As I chewed my pizza I mulled over three of his harrowing stories. In the background the children munched and crunched. The first story was about the man who came in with a hammer claw embedded in his skull, the result of a fight. The man was conscious and talking so when the physician walked in the room the doctor said, “Well, clearly it isn’t in his brain,” and promptly began wiggling the hammer back and forth until it came lose.
The second story was about a lady who had her hand caught in an industrial accident with a mold press. “I’ve never seen anyone in so much pain,” my boss said. “When she was conscious her entire body shook from the pain. The hand was completely flattened.” There was nothing that could be done to save it, and the hand had to be amputated.
The third story was about a car accident where a man was brought into the hospital with a steering column embedded in his abdomen. The firefighters had cut the steering column out of the car and brought the man in with the car part sticking out of him. “That was before the days of airbags,” my boss mused.
All three people survived their trauma.
Pondering such stories provokes a strange sensation of dis-junction, as if the world has bifurcated into two realities. Here I am in my dining room with the family gathered around, enjoying fresh garlic and onion with cheese and thick tomato sauce over a crispy crust. The children talk about their day in between bites of food, a warm relaxed chatter. It is a picture of domestic tranquility and yet simultaneously within my head (and outside beyond the rain and darkness) there exist a world of pain and anger and brokenness. It is all tangled together, without easy explaining, and it feels impossible to reconcile the existence of both—as if one must be nothing more than a dream in the face of the reality of the other. Perhaps there is the fear that domestic peace is but the dream, one day to be woken from as it is devoured by the wild black beast of reality. I don’t know what to do with that. Be thankful for what I have, I suppose. That is a start.

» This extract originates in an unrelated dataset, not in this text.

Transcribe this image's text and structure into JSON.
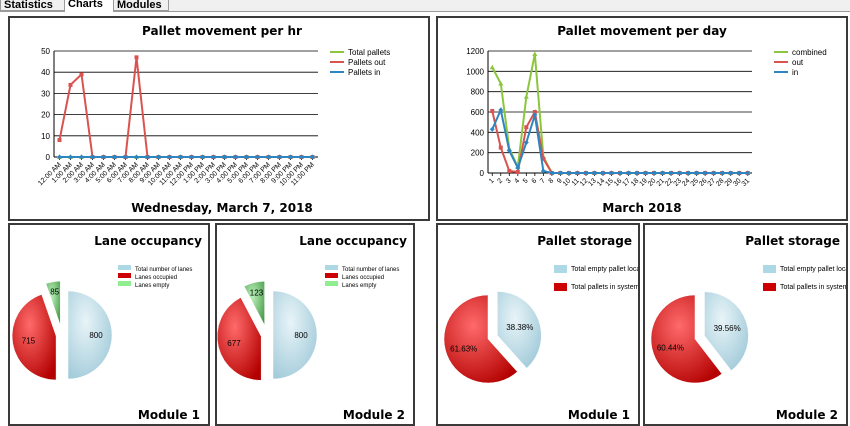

Today there is good pizza and a happy family. Here there is the goodness of gathering around the table, eating together in life and togetherness. These things are so much absent from this age and culture. Aloneness is like darkness. Both consume you.
And so after reading two more chapters from The Wingfeather Saga, the children are packed off to bed. They still have the Christmas lights strung around the room, the multicolored ambiance the accompaniment to which they can drift off to sleep. Later I come in and shut off the lights.
Outside the rain drips through the night and the wind sighs a song about sorrow unspeakable.